Clearview AI came under fire for scraping billions of selfies off the Internet to sell facial recognition services to law enforcement. France’s privacy watchdog said that the company has breached Europe’s General Data Protection Regulation (GDPR), and France has now ordered Clearview AI to delete its database.
So far, Clearview AI has reportedly gathered around 10 billion selfies scraped from Facebook, Instagram, Twitter, YouTube, and Venmo. Combining selfies with facial recognition, the company has allegedly been selling the results to law enforcement organizations with no governmental oversight. It raised major privacy concerns in Europe earlier this year, and CNIL (Commission Nationale de l’Informatique et des Libertés) has now issued an official order for Clearview AI to delete the database.
According to CNIL’s announcement, the organization has been receiving complaints from individuals about Clearview AI’s facial recognition software from May 2020 and opened an investigation. In May 2021, the Privacy International Association also alerted CNIL about Clearview AI’s practices.

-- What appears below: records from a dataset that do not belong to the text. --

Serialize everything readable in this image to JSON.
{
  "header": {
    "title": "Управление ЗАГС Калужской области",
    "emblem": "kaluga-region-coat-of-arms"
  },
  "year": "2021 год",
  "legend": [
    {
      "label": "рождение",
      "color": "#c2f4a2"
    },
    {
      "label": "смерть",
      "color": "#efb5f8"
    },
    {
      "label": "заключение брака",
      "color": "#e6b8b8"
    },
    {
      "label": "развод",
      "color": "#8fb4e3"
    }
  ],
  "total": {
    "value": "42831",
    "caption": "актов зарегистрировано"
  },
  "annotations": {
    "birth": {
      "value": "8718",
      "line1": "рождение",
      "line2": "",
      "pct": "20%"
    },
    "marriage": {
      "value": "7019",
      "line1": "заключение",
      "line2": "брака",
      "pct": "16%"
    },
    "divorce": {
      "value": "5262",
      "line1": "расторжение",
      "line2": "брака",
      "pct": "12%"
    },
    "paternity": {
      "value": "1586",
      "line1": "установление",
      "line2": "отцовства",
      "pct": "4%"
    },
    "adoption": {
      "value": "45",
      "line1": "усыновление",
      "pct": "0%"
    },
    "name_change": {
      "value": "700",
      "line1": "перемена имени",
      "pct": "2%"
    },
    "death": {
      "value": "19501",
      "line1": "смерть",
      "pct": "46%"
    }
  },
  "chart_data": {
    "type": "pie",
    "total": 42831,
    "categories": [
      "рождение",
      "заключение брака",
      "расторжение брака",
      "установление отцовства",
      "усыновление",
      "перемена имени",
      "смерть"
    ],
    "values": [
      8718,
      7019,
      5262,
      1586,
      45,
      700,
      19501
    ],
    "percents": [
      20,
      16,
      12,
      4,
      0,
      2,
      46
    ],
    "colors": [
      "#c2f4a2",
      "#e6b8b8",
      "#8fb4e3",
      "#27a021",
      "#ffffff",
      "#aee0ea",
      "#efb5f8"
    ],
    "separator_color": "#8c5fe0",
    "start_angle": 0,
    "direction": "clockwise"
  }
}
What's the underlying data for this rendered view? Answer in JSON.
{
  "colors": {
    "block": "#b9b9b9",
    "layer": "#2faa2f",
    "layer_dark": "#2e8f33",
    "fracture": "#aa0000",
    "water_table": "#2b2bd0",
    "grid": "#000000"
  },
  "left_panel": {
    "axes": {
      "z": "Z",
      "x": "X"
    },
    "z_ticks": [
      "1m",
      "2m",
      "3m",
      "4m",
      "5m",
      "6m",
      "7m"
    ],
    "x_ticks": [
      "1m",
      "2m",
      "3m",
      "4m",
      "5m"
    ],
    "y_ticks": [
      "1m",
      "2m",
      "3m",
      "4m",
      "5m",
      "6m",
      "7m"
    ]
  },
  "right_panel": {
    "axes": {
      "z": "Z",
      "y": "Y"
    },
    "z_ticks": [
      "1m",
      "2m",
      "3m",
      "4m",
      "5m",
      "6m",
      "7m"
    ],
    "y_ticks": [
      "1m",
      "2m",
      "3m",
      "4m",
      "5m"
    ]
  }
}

Upon the investigations, CNIL revealed two breaches of the GDPR:
- Unlawful processing of personal data (breach of article 6 of the GDPR) because their collection and use of biometric data is carried out without a legal basis;
- The lack of satisfactory and effective consideration of the rights of individuals, in particular requests for access to their data (articles 12, 15 and 17 of the GDPR).
The president of CNIL gave Clearview AI two months to stop the “unlawful processing” and to delete the data. It’s important to note, though, that this only applies to data processed on French territories. CNIL estimates that this includes the data of “several tens of millions of Internet users.” Still, it’s likely that more similar orders will follow from other European countries, judging from European campaigners’ reaction from earlier this year.